Delaware Court Of Chancery Finds Allegations Of A Controlling Stockholder Group Sufficient To Preclude Dismissal Of Merger-Related Fiduciary Duty Breach Claims
06/26/2018On June 18, 2018, Vice Chancellor Tamika Montgomery-Reeves of the Delaware Court of Chancery denied a motion to dismiss claims of breach of fiduciary duty brought by a putative class of minority stockholders of Hansen Medical Inc. (“Hansen”) against an alleged group of controlling stockholders, in connection with the squeeze-out merger of Hansen into Auris Surgical Robotics, Inc. (“Auris”). In re Hansen Medical, Inc. Stockholder Litigation, C.A. No. 12316-VCMR (Del. Ch. June 18, 2018). Plaintiffs alleged that certain stockholders, who together controlled more than sixty percent of Hansen, negotiated a deal that undervalued the minority stockholders’ shares, while the alleged controllers were able to roll over their investments into the acquiring company. The Court found that the complaint adequately pleaded a “long history of cooperation and coordination” between the alleged controllers such that it was reasonably conceivable that they were acting as a control group. Therefore, the Court held that the entire fairness standard of review applied—rather the deferential business judgment rule—and denied the motion to dismiss.

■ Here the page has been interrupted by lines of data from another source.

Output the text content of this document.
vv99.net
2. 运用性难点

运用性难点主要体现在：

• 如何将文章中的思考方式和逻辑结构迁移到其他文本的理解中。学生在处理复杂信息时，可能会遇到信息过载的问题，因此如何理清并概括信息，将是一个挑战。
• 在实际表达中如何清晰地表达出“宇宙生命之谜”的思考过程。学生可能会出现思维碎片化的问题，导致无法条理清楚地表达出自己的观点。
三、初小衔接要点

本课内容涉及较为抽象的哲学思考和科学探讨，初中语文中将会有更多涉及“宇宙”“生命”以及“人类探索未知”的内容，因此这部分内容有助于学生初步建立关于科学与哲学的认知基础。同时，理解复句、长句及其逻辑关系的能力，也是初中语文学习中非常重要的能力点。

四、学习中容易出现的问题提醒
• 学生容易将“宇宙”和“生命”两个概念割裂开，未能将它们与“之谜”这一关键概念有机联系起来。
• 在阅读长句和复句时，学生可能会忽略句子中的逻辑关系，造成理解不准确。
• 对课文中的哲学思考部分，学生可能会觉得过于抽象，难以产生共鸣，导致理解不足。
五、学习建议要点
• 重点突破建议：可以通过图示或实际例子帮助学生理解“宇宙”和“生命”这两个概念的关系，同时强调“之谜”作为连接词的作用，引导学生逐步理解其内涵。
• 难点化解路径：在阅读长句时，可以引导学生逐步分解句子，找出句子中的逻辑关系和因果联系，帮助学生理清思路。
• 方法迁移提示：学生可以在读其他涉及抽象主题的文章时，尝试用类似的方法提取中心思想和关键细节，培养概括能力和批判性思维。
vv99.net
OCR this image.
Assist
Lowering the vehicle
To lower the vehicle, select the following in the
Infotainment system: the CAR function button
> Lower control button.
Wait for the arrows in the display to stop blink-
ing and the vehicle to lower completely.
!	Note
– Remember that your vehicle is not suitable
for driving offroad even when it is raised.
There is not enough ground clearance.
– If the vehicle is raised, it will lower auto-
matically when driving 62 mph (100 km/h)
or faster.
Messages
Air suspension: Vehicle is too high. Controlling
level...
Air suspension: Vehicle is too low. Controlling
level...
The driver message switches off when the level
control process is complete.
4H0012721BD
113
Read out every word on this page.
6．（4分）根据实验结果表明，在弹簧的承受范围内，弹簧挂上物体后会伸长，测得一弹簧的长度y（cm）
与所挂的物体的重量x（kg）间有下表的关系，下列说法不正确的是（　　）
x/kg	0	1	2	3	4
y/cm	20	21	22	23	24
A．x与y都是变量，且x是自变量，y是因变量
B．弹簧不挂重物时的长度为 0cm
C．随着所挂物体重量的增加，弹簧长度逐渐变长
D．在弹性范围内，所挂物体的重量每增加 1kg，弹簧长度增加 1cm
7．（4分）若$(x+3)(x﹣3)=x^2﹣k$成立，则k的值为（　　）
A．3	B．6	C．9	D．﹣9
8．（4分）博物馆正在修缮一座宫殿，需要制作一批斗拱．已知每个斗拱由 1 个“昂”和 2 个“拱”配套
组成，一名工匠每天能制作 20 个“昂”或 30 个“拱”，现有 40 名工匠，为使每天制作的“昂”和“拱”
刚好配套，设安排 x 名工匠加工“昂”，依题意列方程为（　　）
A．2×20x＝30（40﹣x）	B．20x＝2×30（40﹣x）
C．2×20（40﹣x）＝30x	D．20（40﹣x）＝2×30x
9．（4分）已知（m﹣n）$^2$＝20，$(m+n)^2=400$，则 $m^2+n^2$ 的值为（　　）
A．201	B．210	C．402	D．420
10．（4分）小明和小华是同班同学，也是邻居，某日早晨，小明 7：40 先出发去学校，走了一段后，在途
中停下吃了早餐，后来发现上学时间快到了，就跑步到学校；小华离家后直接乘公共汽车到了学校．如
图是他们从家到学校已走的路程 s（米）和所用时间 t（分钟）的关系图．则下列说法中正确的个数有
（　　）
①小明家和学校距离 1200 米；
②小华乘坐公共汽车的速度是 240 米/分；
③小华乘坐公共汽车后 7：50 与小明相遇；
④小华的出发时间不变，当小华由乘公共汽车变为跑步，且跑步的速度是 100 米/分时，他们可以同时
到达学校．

According to the complaint, after Hansen received a letter of interest for its acquisition from Auris in September 2015, Hansen’s board created a four-member transaction committee, which initially included one director (the “Alleged Director-Controller”) who controlled approximately 34% of Hansen stock. Another alleged member of the controlling stockholder group controlled an additional 31% (together, the “Controller Defendants”). On October 15, 2015, the Alleged Director-Controller allegedly resigned from the committee because Auris had informed the company that any acquisition might be conditioned on certain “Key Stockholders,” including the two Controller Defendants, being required to roll over their Hansen stock into an investment in Auris. The Alleged Director-Controller also subsequently resigned from the Hansen Board in January 2016. The companies announced entry into a merger agreement on April 20, 2016. At the same time, the Controller Defendants entered into stock purchase agreements with Auris and agreements to vote in favor of the merger. Notably, however, approximately 75% of the minority-held shares voted against the merger. Asserting claims for breach of fiduciary duty, plaintiffs alleged that the cash consideration that each of the minority stockholders received undervalued their shares and that the investment rollover by the Controller Defendants reflected a unique benefit.
Denying the motion to dismiss, the Court found that various factors “when viewed together” rendered it “reasonably conceivable that the Controller Defendants functioned as a control group during the Merger.” The Court highlighted that the Controller Defendants had coordinated their investment strategy in at least seven different companies for more than twenty years and that this “history of coordination colors the actions of the Controller Defendants during the Merger.” Specifically, the Court pointed to the following allegations: (i) Auris identified the Controller Defendants at a very early stage of negotiations as “Key Stockholders” and entered into agreements to negotiate with them directly; (ii) ultimately, the Controller Defendants concurrently entered into voting agreements with Auris; and (iii) again concurrently, the Controller Defendants entered into stock purchase agreements with Auris.